100km with the brake on 😞







Lavender





The other day I told you about Steve's brilliant tandem parking brake invention - see pictures on 'Left, left, left, and left again...'. Well, if he had done a proper job he would have remembered the big red light on the dashboard and the irritating bleeper which makes it impossible to ignore the big red light 😞. This morning we stopped at a boulangery after about 20km because breakfast hadn't been that substantial. We parked the bike against a wall and Steve mentioned that it rolled back a bit when he took his stuff out. We put the parking brake on as a precaution. After that we carried on, had lunch, carried on again and, something like 120km into our ride we stopped for a roadside comfort break. I noticed the brake was on and, after a brief discussion, we realised it had been left on most of the day 😞. Now we have decided to leave the brake on every morning so that the afternoons will seem nice and easy 😃.

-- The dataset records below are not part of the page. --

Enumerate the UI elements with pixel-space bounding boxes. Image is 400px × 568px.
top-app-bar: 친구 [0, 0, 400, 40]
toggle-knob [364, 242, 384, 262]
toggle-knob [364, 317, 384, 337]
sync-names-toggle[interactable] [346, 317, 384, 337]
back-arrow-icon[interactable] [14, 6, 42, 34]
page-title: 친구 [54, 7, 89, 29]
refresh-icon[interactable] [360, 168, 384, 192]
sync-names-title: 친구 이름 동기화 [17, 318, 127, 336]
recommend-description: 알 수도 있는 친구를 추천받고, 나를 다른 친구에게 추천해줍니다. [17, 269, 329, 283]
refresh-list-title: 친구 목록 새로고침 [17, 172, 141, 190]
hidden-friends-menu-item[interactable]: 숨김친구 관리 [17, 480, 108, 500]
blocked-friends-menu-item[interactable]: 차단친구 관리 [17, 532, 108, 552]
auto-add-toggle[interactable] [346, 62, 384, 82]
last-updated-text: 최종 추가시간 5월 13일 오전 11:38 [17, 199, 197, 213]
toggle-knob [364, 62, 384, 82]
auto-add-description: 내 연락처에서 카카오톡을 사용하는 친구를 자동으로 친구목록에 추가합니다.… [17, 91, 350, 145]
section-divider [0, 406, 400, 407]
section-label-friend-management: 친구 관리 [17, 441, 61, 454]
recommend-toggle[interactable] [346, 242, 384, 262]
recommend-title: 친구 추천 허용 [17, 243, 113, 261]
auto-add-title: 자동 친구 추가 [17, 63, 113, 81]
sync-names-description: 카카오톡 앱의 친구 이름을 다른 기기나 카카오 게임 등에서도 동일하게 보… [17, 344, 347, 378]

The wind of yesterday raged through the night and was still 'going for it' when we rose this morning. Fortunately, by the time we had breakfasted and were ready to leave the wind had died and we have had a lovely day, if a little on the warm side.

Today's route has taken us through some lovely countryside with plenty of limestone in evidence, stunted forests and the fields of lavender for which Provence is famous. As well as the lavender itself, which is coming into flower nicely, we have passed lavender museums, lavender distillerys and people selling lavender products by the roadside. Kind of lavender central really! This afternoon we passed through the gorges of Verdun - very impressive.

The ride today turned out about 10km more than we expecting, we think, because of a typo on our routesheet. If we are right, tomorrow's ride, which is already planned, will be 10km short. Today we have ridden 154km and have climbed 2234m. We knocked off a couple more easy cols today bringing our total up to 67. There were snowy mountains evident in the distance this afternoon - the Alps are just around the corner 😞.

Tonight we are resting our legs at Castellane. There is a church on top of a pillar of rock here. Although I had seen pictures, I was still awestruck at the height of it.